The novel eco-evolutionary dynamics of small populations suggest new strategies for adjuvant therapy that are predicted to improve outcomes. These include: 1. Initiation of treatment as soon as possible following diagnosis. 2. Treatment should cycle different agents or combinations of agents ideally with different mechanisms of action and resistance. Each cycle should be relatively short (e.g., every 2 weeks) and delay between cycles should be minimized as dose density has been associated with improved outcomes77. 3. Ecological agents such as passive and active immune strategies should continue to be considered in future clinical trials. Although antiangiogenic agents have had limited effect in prior BC clinical trials, perturbations in blood flow might be effective when applied in an evolutionary sequence with other agents.

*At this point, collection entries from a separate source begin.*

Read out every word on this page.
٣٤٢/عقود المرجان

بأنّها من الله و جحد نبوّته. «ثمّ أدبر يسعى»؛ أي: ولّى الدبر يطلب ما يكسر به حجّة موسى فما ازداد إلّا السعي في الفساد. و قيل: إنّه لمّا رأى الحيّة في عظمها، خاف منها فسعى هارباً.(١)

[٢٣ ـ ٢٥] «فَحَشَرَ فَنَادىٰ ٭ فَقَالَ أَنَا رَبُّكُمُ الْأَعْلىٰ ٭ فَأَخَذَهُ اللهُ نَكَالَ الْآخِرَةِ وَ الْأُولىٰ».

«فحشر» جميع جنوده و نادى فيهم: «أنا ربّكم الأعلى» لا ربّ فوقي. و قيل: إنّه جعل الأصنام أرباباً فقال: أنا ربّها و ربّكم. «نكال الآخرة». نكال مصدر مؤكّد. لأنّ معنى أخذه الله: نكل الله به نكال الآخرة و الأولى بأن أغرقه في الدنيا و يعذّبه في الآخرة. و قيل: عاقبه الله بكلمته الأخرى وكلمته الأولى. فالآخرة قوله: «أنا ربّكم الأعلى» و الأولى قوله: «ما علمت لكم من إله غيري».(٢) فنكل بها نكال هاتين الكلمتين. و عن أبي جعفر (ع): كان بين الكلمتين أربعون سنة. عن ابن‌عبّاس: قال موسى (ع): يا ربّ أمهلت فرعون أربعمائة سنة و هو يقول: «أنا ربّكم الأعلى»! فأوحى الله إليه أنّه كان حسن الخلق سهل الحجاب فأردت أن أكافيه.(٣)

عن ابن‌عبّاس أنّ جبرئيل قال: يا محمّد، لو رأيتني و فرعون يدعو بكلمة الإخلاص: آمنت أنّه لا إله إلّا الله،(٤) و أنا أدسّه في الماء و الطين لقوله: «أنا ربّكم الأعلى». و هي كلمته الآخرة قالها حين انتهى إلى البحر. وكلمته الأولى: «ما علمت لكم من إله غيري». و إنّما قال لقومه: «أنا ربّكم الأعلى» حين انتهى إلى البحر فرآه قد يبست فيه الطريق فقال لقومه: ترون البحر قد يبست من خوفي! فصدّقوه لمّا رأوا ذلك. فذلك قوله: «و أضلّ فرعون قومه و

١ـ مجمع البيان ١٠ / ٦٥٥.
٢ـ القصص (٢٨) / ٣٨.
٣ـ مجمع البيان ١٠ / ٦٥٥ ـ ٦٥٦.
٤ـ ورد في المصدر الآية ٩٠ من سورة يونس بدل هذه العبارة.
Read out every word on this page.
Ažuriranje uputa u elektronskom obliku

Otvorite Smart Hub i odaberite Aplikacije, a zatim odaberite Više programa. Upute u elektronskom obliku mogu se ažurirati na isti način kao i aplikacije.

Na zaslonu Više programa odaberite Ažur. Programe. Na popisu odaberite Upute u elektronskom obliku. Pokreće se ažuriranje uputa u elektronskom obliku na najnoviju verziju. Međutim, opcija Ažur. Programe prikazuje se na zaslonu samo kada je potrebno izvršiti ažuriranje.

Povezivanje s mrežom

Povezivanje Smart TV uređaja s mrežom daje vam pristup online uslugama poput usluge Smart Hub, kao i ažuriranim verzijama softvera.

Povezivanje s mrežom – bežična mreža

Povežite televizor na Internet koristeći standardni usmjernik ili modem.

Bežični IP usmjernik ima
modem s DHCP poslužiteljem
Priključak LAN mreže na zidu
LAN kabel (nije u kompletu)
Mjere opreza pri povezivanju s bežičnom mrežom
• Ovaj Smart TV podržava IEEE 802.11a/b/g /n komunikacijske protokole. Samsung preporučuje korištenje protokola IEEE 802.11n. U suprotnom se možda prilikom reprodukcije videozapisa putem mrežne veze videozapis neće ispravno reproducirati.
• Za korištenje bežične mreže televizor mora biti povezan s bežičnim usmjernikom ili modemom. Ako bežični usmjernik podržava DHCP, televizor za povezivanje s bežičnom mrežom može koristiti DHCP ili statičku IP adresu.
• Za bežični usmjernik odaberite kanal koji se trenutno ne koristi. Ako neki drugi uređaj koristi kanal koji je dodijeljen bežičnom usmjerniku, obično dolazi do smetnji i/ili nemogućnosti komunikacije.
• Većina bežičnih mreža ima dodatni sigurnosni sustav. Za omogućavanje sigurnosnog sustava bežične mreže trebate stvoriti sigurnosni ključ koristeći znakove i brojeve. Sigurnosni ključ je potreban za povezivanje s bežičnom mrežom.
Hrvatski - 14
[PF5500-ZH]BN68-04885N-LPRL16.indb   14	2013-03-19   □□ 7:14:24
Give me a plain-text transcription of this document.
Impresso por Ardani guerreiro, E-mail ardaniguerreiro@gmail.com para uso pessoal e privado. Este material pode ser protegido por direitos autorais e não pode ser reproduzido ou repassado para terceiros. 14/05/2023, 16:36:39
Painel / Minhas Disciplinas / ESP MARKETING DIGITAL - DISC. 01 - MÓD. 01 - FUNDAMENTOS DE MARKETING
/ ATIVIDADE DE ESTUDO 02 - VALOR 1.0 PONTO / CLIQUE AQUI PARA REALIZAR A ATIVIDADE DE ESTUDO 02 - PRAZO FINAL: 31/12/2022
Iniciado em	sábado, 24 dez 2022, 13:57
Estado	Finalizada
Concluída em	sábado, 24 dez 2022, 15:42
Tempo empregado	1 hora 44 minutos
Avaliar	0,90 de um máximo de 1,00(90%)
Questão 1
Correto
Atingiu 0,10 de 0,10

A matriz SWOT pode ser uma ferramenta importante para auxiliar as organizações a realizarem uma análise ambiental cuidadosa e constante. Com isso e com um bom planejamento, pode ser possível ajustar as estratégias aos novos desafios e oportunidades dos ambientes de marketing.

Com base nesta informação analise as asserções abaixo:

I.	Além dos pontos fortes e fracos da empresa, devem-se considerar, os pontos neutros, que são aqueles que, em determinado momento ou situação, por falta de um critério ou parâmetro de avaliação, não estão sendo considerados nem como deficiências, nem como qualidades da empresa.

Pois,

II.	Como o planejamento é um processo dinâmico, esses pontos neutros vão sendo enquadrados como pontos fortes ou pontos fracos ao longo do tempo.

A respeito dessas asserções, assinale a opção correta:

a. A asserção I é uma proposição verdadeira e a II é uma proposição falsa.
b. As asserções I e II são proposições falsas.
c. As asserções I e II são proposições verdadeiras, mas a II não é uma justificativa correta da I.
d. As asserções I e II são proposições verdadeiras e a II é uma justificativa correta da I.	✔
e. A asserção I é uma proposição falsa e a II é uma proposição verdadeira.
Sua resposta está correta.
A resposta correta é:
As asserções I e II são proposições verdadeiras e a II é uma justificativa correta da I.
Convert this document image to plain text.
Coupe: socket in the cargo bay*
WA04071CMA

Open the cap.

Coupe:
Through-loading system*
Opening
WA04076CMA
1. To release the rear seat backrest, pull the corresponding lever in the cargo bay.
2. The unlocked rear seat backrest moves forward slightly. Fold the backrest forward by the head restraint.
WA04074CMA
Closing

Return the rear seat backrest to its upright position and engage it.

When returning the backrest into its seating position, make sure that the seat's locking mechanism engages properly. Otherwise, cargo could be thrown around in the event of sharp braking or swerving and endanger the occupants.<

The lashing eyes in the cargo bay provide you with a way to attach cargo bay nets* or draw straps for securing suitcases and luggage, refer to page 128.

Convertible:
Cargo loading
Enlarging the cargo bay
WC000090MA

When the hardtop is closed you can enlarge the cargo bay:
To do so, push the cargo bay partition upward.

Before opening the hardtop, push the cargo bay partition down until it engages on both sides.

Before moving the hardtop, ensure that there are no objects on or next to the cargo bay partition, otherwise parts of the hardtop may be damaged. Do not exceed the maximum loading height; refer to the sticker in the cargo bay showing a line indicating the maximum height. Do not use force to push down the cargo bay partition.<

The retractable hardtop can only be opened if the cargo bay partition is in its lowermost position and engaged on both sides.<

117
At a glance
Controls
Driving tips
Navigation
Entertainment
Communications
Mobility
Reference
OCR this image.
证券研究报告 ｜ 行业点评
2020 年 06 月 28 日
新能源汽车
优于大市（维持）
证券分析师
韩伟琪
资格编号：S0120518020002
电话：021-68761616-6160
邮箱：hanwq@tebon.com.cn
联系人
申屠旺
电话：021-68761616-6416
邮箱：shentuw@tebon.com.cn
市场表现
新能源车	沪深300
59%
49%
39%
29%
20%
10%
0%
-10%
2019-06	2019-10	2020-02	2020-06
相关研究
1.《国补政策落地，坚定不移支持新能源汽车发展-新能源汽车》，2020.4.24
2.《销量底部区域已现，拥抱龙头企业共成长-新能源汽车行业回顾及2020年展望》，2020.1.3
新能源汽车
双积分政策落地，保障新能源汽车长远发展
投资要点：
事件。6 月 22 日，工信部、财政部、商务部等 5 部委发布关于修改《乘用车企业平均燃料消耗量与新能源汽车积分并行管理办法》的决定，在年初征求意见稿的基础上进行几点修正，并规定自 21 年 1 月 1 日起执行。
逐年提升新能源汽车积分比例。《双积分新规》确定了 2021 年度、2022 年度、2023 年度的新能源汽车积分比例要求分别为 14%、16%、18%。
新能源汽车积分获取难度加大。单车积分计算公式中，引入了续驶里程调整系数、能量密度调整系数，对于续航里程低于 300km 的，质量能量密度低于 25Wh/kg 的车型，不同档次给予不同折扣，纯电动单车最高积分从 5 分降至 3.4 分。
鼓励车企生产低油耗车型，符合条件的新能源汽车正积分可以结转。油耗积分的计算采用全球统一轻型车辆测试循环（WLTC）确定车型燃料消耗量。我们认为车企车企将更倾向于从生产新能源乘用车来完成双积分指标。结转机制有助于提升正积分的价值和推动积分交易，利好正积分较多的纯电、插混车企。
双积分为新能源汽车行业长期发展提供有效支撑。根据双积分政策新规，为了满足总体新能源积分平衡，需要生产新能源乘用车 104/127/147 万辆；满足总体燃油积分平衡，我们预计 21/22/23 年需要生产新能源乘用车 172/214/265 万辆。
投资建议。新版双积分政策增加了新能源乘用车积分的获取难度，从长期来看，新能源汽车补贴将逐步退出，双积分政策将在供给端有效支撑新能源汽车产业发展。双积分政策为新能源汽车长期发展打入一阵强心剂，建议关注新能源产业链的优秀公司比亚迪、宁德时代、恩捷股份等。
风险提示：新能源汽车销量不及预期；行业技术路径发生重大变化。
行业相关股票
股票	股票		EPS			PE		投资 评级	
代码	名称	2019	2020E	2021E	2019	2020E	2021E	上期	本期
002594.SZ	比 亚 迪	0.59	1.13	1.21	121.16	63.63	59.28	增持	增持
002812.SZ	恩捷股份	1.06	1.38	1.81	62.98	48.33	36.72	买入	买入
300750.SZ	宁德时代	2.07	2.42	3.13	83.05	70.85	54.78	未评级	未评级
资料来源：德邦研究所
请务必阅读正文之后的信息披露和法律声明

Although this is clearly a departure from standard oncologic practice in adults, we note these dynamics are likely observed in the empirically derived, multi-step curative treatment in pediatric acute lymphocytic leukemia.

Finally, treatments applied during the extinction vortex do not necessarily have to include only those that have demonstrated benefit in large of the same cancer. That is, even agents to which many of the cells are resistant, may have a significant negative effect on a segment of an already small population simply because they must expend additional resources to deploy the molecular machinery of resistance. Once a small cancer population is in the extinction vortex, any drug that applies stress to the remaining cells is highly likely to be of value.

Adjuvant treatment of residual BC after intense neoadjuvant therapies for both TN and HER2+ BCs epitomizes this new paradigm. Adjuvant treatment with capecitabine and T-DM1 significantly reduces the probability of TNBC and HER2+ BCs, recurrence, respectively55,78. These results further corroborate the notion that both alternative and sequential insults to small BC populations leads to clinically relevant improved outcomes.

Thus, although the search for “magic bullets” should continue, we propose that currently available drugs can be strategically combined that significantly increase the chance of complete cure. Even when none of the drugs is individually curative and all of them given simultaneously is also not curative, an ecoevolutionary-informed sequence based on the dynamics of the extinction vortex can lead to successful eradication of the cancer population.